A third question concerns the church's handling of interpersonal difficulties. Warren describes his unpleasant experience in a "family-reunion" style church in Texas. The church was located in a rural community that was not growing, which made for a church without growth. Warren celebrates Saddleback's ability to travel light, to dismiss members who do not share the "purpose-driven" vision....

...I worry also about Warren's insistence that people want to be in church with people who are like them. I worry about a definition of faithfulness that delivers on this "felt need." What of the inevitable difficulty that arises when a church insists on inviting ethnically or economically different people into its fellowship? People may leave--but will God not be glorified?

Peter Storey, the former Methodist bishop in South Africa, once told an American church growth expert that his country had tried "homogenous living units" (the expert's phrase, not Warren's) and decided they were a bad idea.
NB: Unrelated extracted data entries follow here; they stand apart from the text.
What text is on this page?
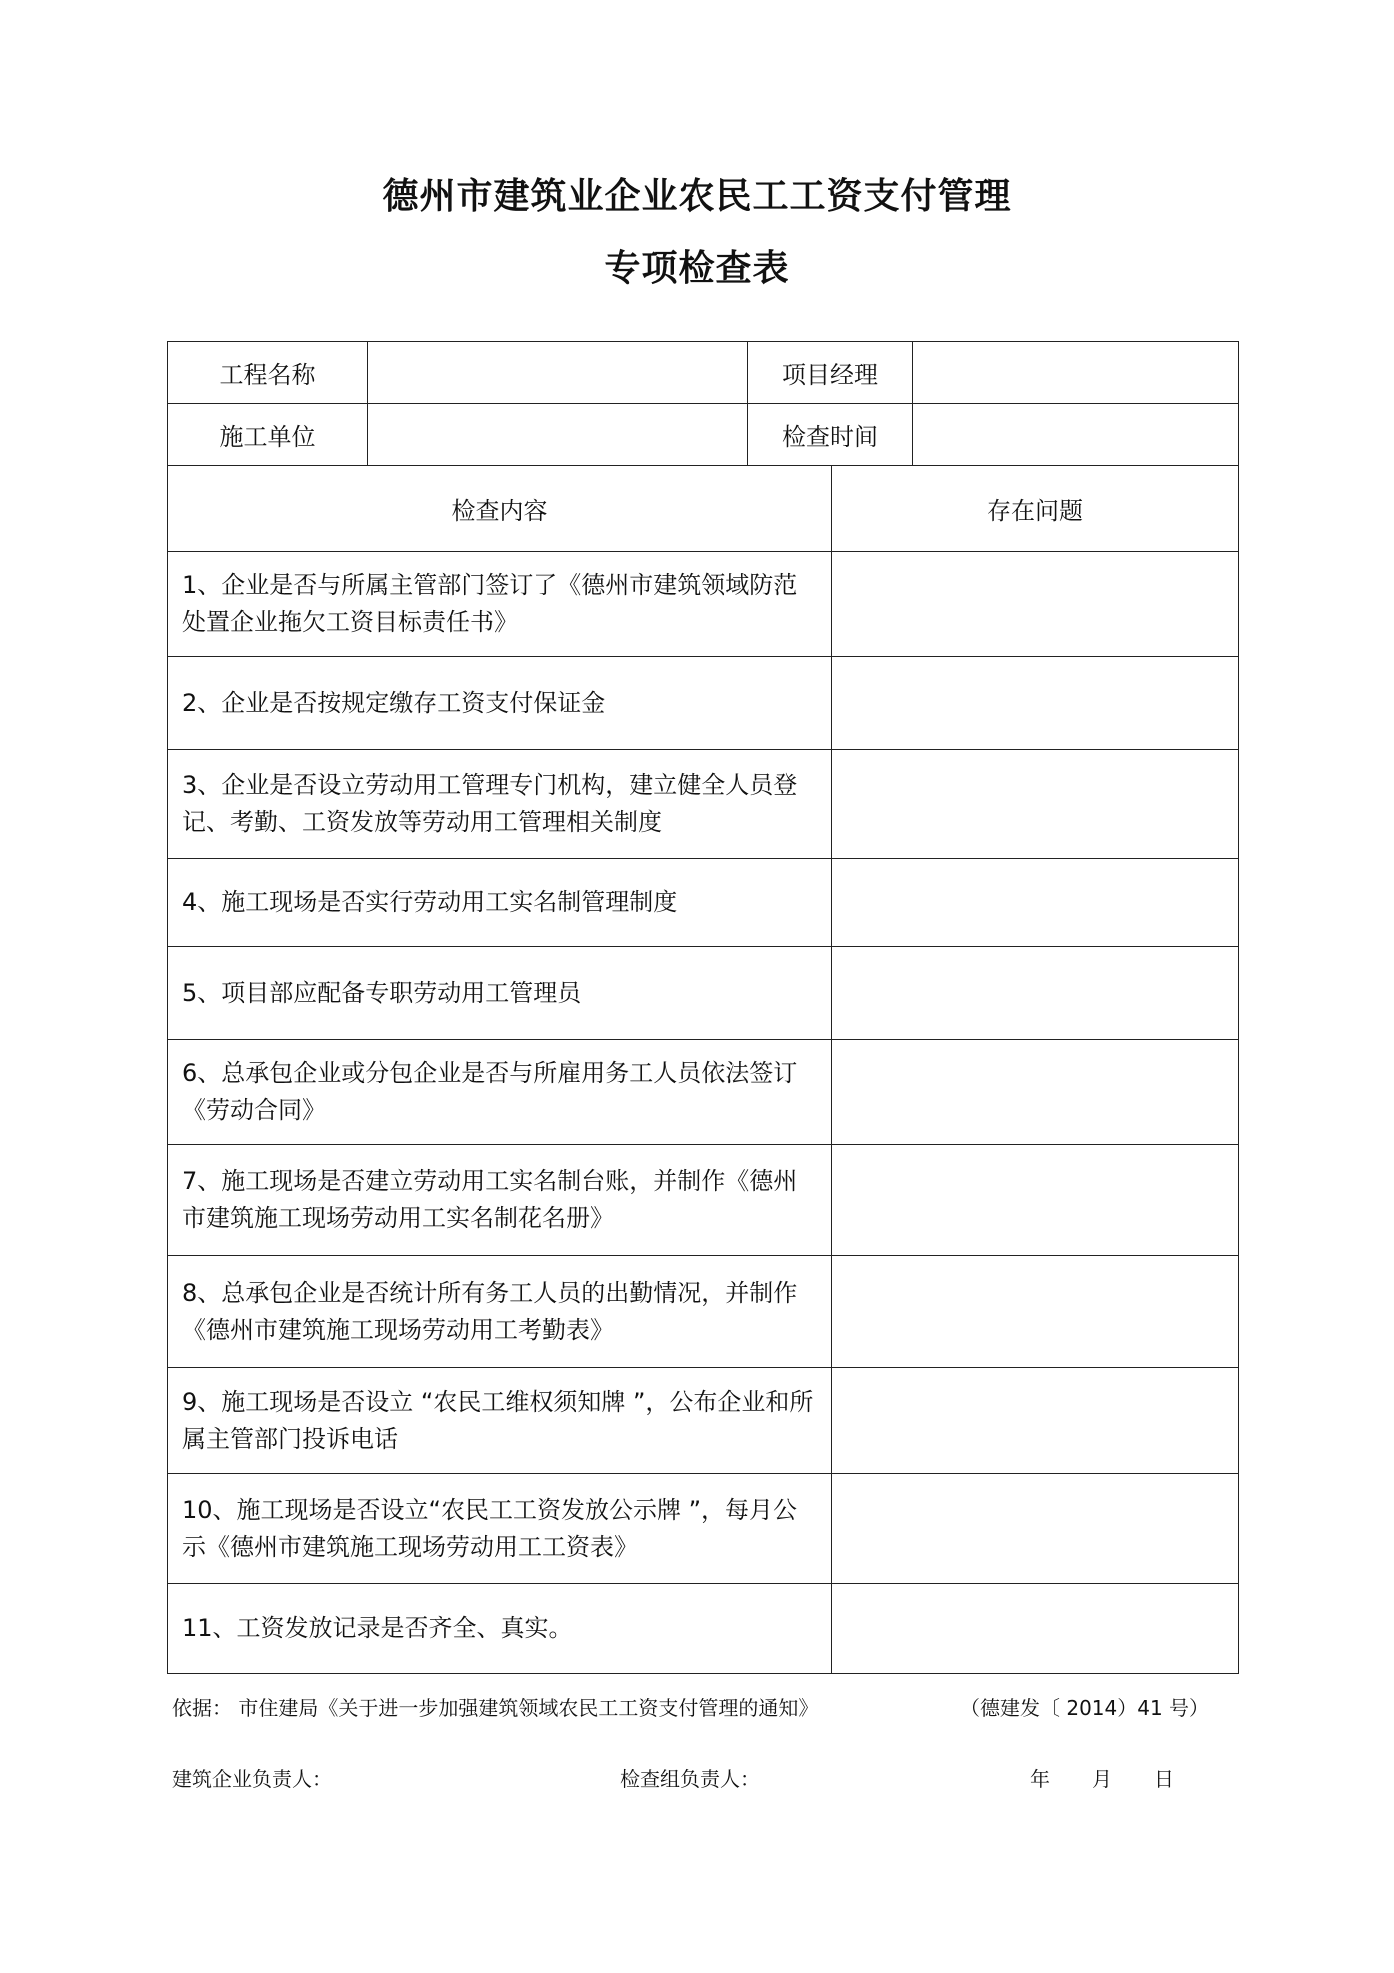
德州市建筑业企业农民工工资支付管理
专项检查表
工程名称		项目经理	
施工单位		检查时间	
检查内容	存在问题
1、企业是否与所属主管部门签订了《德州市建筑领域防范处置企业拖欠工资目标责任书》	
2、企业是否按规定缴存工资支付保证金	
3、企业是否设立劳动用工管理专门机构，建立健全人员登记、考勤、工资发放等劳动用工管理相关制度	
4、施工现场是否实行劳动用工实名制管理制度	
5、项目部应配备专职劳动用工管理员	
6、总承包企业或分包企业是否与所雇用务工人员依法签订《劳动合同》	
7、施工现场是否建立劳动用工实名制台账，并制作《德州市建筑施工现场劳动用工实名制花名册》	
8、总承包企业是否统计所有务工人员的出勤情况，并制作《德州市建筑施工现场劳动用工考勤表》	
9、施工现场是否设立 “农民工维权须知牌 ”，公布企业和所属主管部门投诉电话	
10、施工现场是否设立“农民工工资发放公示牌 ”，每月公示《德州市建筑施工现场劳动用工工资表》	
11、工资发放记录是否齐全、真实。	
依据： 市住建局《关于进一步加强建筑领域农民工工资支付管理的通知》	（德建发〔 2014）41 号）
建筑企业负责人：	检查组负责人：	年 月 日
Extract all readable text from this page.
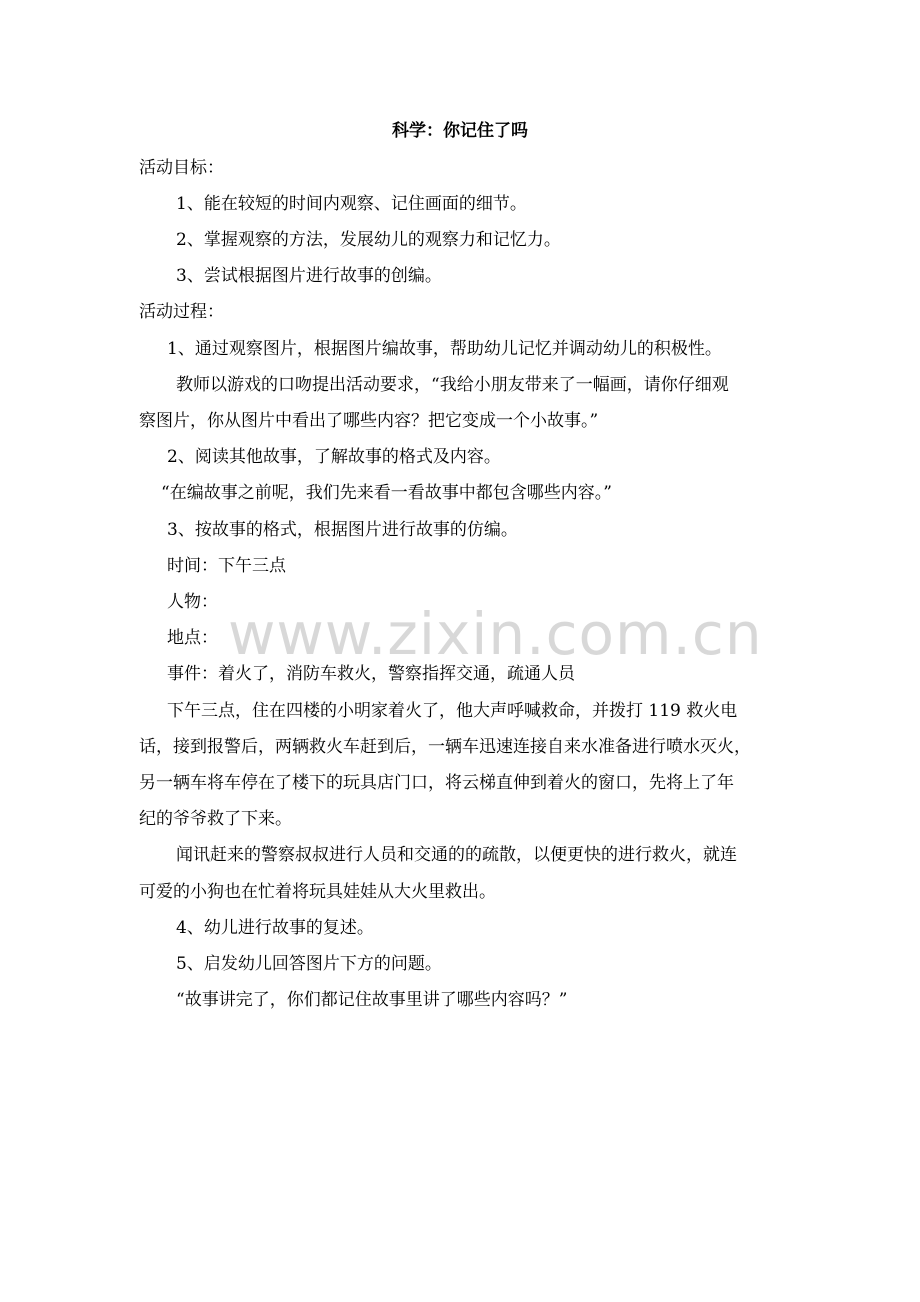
科学：你记住了吗
活动目标：
1、能在较短的时间内观察、记住画面的细节。
2、掌握观察的方法，发展幼儿的观察力和记忆力。
3、尝试根据图片进行故事的创编。
活动过程：
1、通过观察图片，根据图片编故事，帮助幼儿记忆并调动幼儿的积极性。
教师以游戏的口吻提出活动要求，“我给小朋友带来了一幅画，请你仔细观
察图片，你从图片中看出了哪些内容？把它变成一个小故事。”
2、阅读其他故事，了解故事的格式及内容。
“在编故事之前呢，我们先来看一看故事中都包含哪些内容。”
3、按故事的格式，根据图片进行故事的仿编。
时间：下午三点
人物：
地点：
事件：着火了，消防车救火，警察指挥交通，疏通人员
下午三点，住在四楼的小明家着火了，他大声呼喊救命，并拨打 119 救火电
话，接到报警后，两辆救火车赶到后，一辆车迅速连接自来水准备进行喷水灭火，
另一辆车将车停在了楼下的玩具店门口，将云梯直伸到着火的窗口，先将上了年
纪的爷爷救了下来。
闻讯赶来的警察叔叔进行人员和交通的的疏散，以便更快的进行救火，就连
可爱的小狗也在忙着将玩具娃娃从大火里救出。
4、幼儿进行故事的复述。
5、启发幼儿回答图片下方的问题。
“故事讲完了，你们都记住故事里讲了哪些内容吗？”
www.zixin.com.cn
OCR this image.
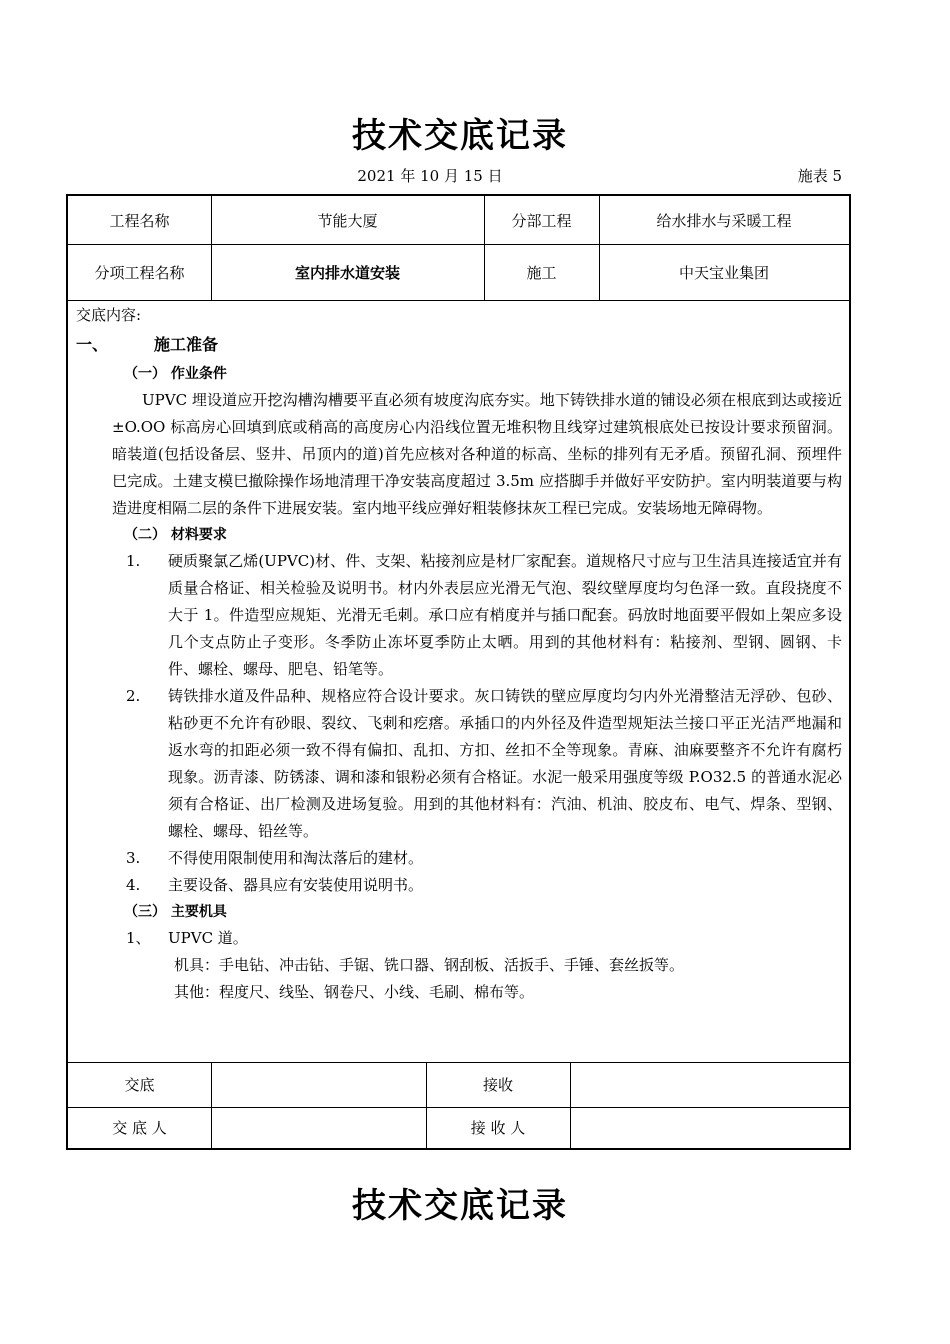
技术交底记录
2021 年 10 月 15 日	施表 5
工程名称	节能大厦	分部工程	给水排水与采暖工程
分项工程名称	室内排水道安装	施工	中天宝业集团
交底内容:
一、	施工准备
（一） 作业条件

UPVC 埋设道应开挖沟槽沟槽要平直必须有坡度沟底夯实。地下铸铁排水道的铺设必须在根底到达或接近±O.OO 标高房心回填到底或稍高的高度房心内沿线位置无堆积物且线穿过建筑根底处已按设计要求预留洞。暗装道(包括设备层、竖井、吊顶内的道)首先应核对各种道的标高、坐标的排列有无矛盾。预留孔洞、预埋件巳完成。土建支模巳撤除操作场地清理干净安装高度超过 3.5m 应搭脚手并做好平安防护。室内明装道要与构造进度相隔二层的条件下进展安装。室内地平线应弹好粗装修抹灰工程已完成。安装场地无障碍物。

（二） 材料要求
1. 硬质聚氯乙烯(UPVC)材、件、支架、粘接剂应是材厂家配套。道规格尺寸应与卫生洁具连接适宜并有质量合格证、相关检验及说明书。材内外表层应光滑无气泡、裂纹壁厚度均匀色泽一致。直段挠度不大于 1。件造型应规矩、光滑无毛刺。承口应有梢度并与插口配套。码放时地面要平假如上架应多设几个支点防止子变形。冬季防止冻坏夏季防止太晒。用到的其他材料有：粘接剂、型钢、圆钢、卡件、螺栓、螺母、肥皂、铅笔等。
2. 铸铁排水道及件品种、规格应符合设计要求。灰口铸铁的壁应厚度均匀内外光滑整洁无浮砂、包砂、粘砂更不允许有砂眼、裂纹、飞刺和疙瘩。承插口的内外径及件造型规矩法兰接口平正光洁严地漏和返水弯的扣距必须一致不得有偏扣、乱扣、方扣、丝扣不全等现象。青麻、油麻要整齐不允许有腐朽现象。沥青漆、防锈漆、调和漆和银粉必须有合格证。水泥一般采用强度等级 P.O32.5 的普通水泥必须有合格证、出厂检测及进场复验。用到的其他材料有：汽油、机油、胶皮布、电气、焊条、型钢、螺栓、螺母、铅丝等。
3. 不得使用限制使用和淘汰落后的建材。
4. 主要设备、器具应有安装使用说明书。
（三） 主要机具
1、 UPVC 道。
机具：手电钻、冲击钻、手锯、铣口器、钢刮板、活扳手、手锤、套丝扳等。
其他：程度尺、线坠、钢卷尺、小线、毛刷、棉布等。
交底	接收
交 底 人	接 收 人
技术交底记录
In South Africa, these had been known under the term "apartheid." I am not accusing Warren or the "purpose-driven" movement of racism. I am only pointing out that our "felt needs" can turn out to be highly problematic....

...I have spent much time reassuring the kind of church Warren left behind in rural Texas that Jesus has words of comfort for those who are least, last, hurting, tired and suffering. These words are less clearly applicable to the "fastest growing Baptist church in the history of America," and one of the "most effective churches on the North American continent," to cite the description in the foreword to The Purpose-Driven Church (Warren himself adopts a much more modest tone). But they are applicable to most churches. God's purposes for our common life are not so transparent as the "purpose-driven" movement pretends, and the criteria for successful ministry are not so obvious.